次の例では resource-stickiness のデフォルト値を 100 にリセットした後のコマンド出力を示しています。

# pcs resource defaults
Meta Attrs: rsc_defaults-meta_attributes
  resource-stickiness=100

以下の例では、タイプが pqsql の全リソースの resource-stickiness のデフォルト値を 100 にリセットし、id オプションを id=pgsql-stickiness に設定します。

# pcs resource defaults
Meta Attrs: pgsql-stickiness
  resource-stickiness=100
  Rule: boolean-op=and score=INFINITY
    Expression: resource ::pgsql

11.3.4. リソース作成でメタオプションの設定

リソースのメタオプションにおけるデフォルト値のリセットの有無に関わらず、リソースを作成する際に、特定リソースのリソースオプションをデフォルト以外の値に設定できます。以下は、リソースのメタオプションの値を指定する際に使用する pcs resource create コマンドの形式です。

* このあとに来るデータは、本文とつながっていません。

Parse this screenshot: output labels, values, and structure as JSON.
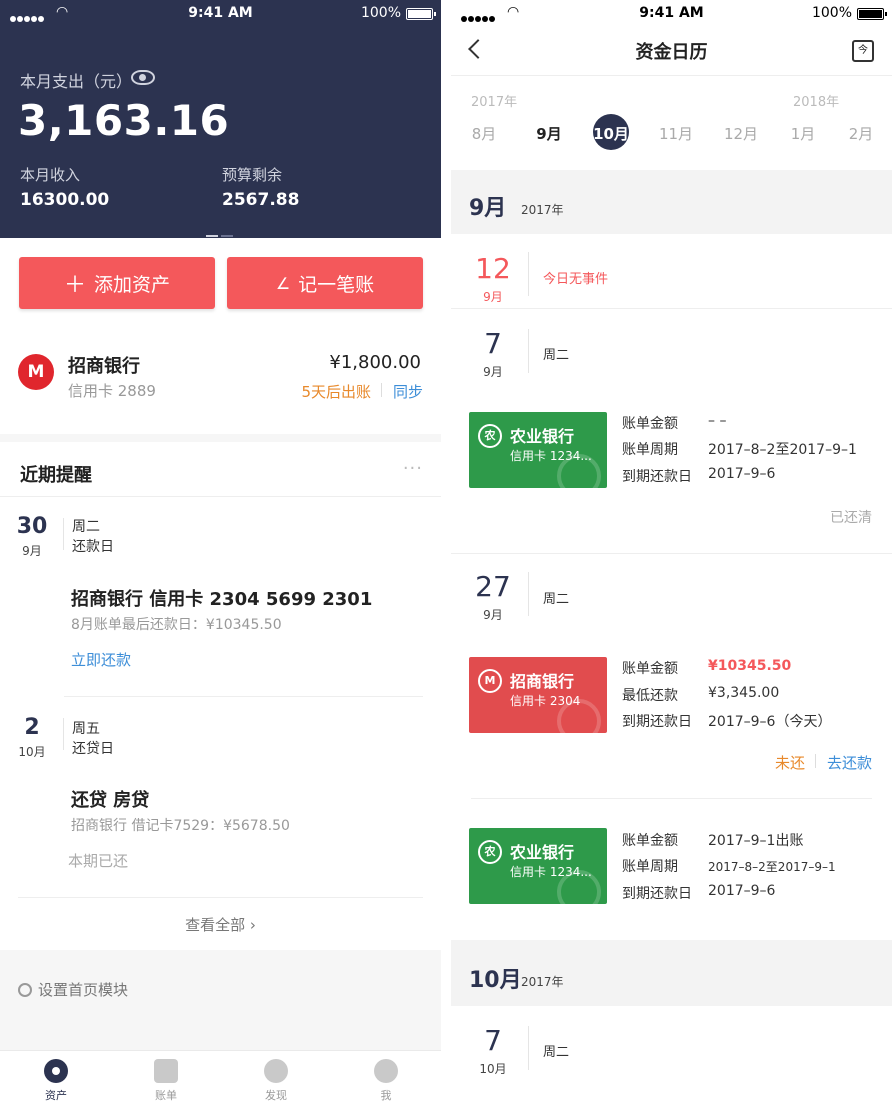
{
  "left": {
    "status": {
      "time": "9:41 AM",
      "battery": "100%"
    },
    "summary": {
      "spend_label": "本月支出（元）",
      "spend_amount": "3,163.16",
      "income_label": "本月收入",
      "income_value": "16300.00",
      "budget_label": "预算剩余",
      "budget_value": "2567.88"
    },
    "actions": {
      "add_asset": "添加资产",
      "add_asset_icon": "plus-icon",
      "record": "记一笔账",
      "record_icon": "pen-icon"
    },
    "bank_card": {
      "logo": "M",
      "name": "招商银行",
      "card": "信用卡 2889",
      "amount": "¥1,800.00",
      "bill": "5天后出账",
      "sync": "同步"
    },
    "reminders": {
      "title": "近期提醒",
      "more": "···",
      "items": [
        {
          "day": "30",
          "month": "9月",
          "weekday": "周二",
          "type": "还款日",
          "headline": "招商银行   信用卡 2304 5699 2301",
          "detail": "8月账单最后还款日：¥10345.50",
          "action": "立即还款"
        },
        {
          "day": "2",
          "month": "10月",
          "weekday": "周五",
          "type": "还贷日",
          "headline": "还贷   房贷",
          "detail": "招商银行 借记卡7529：¥5678.50",
          "status": "本期已还"
        }
      ],
      "view_all": "查看全部 ›"
    },
    "settings": "设置首页模块",
    "tabs": [
      {
        "label": "资产",
        "icon": "asset-icon",
        "active": true
      },
      {
        "label": "账单",
        "icon": "bill-icon",
        "active": false
      },
      {
        "label": "发现",
        "icon": "compass-icon",
        "active": false
      },
      {
        "label": "我",
        "icon": "user-icon",
        "active": false
      }
    ]
  },
  "right": {
    "status": {
      "time": "9:41 AM",
      "battery": "100%"
    },
    "nav": {
      "title": "资金日历",
      "today": "今"
    },
    "month_strip": {
      "years": [
        "2017年",
        "2018年"
      ],
      "months": [
        "8月",
        "9月",
        "10月",
        "11月",
        "12月",
        "1月",
        "2月"
      ],
      "selected": "10月"
    },
    "sections": [
      {
        "month": "9月",
        "year": "2017年"
      },
      {
        "month": "10月",
        "year": "2017年"
      }
    ],
    "events": {
      "today": {
        "day": "12",
        "month": "9月",
        "text": "今日无事件"
      },
      "sep7": {
        "day": "7",
        "month": "9月",
        "weekday": "周二",
        "card": {
          "logo": "农",
          "bank": "农业银行",
          "number": "信用卡 1234..."
        },
        "labels": [
          "账单金额",
          "账单周期",
          "到期还款日"
        ],
        "values": [
          "– –",
          "2017–8–2至2017–9–1",
          "2017–9–6"
        ],
        "status": "已还清"
      },
      "sep27": {
        "day": "27",
        "month": "9月",
        "weekday": "周二",
        "card1": {
          "logo": "M",
          "bank": "招商银行",
          "number": "信用卡 2304"
        },
        "labels1": [
          "账单金额",
          "最低还款",
          "到期还款日"
        ],
        "values1": [
          "¥10345.50",
          "¥3,345.00",
          "2017–9–6（今天）"
        ],
        "unpaid": "未还",
        "repay": "去还款",
        "card2": {
          "logo": "农",
          "bank": "农业银行",
          "number": "信用卡 1234..."
        },
        "labels2": [
          "账单金额",
          "账单周期",
          "到期还款日"
        ],
        "values2": [
          "2017–9–1出账",
          "2017–8–2至2017–9–1",
          "2017–9–6"
        ]
      },
      "oct7": {
        "day": "7",
        "month": "10月",
        "weekday": "周二"
      }
    },
    "colors": {
      "navy": "#2c3350",
      "red": "#f4585b",
      "green": "#2e9a4a",
      "blue": "#3d8ed8",
      "orange": "#e8892b"
    }
  }
}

pcs resource create resource_id [standard:[provider:]]type [resource options] [meta meta_options...]

たとえば、以下のコマンドでは resource-stickiness の値を 50 に設定したリソースを作成します。

# pcs resource create VirtualIP ocf:heartbeat:IPaddr2 ip=192.168.0.120 meta resource-stickiness=50

また、次のコマンドを使用すると既存のリソース、グループ、クローン作成したリソースなどのリソースメタオプションの値を作成することもできます。

pcs resource meta resource_id | group_id | clone_id meta_options

以下の例では、dummy_resource という名前の既存リソースがあります。このコマンドは、failure-timeout メタオプションの値を 20 秒に設定します。これにより 20 秒でリソースが同じノード上で再起動を試行できるようになります。

# pcs resource meta dummy_resource failure-timeout=20s

上記のコマンドを実行した後、リソースの値を表示して、failure-timeout=20s が設定されているかどうかを確認できます。

# pcs resource config dummy_resource
 Resource: dummy_resource (class=ocf provider=heartbeat type=Dummy)
  Meta Attrs: failure-timeout=20s
  ...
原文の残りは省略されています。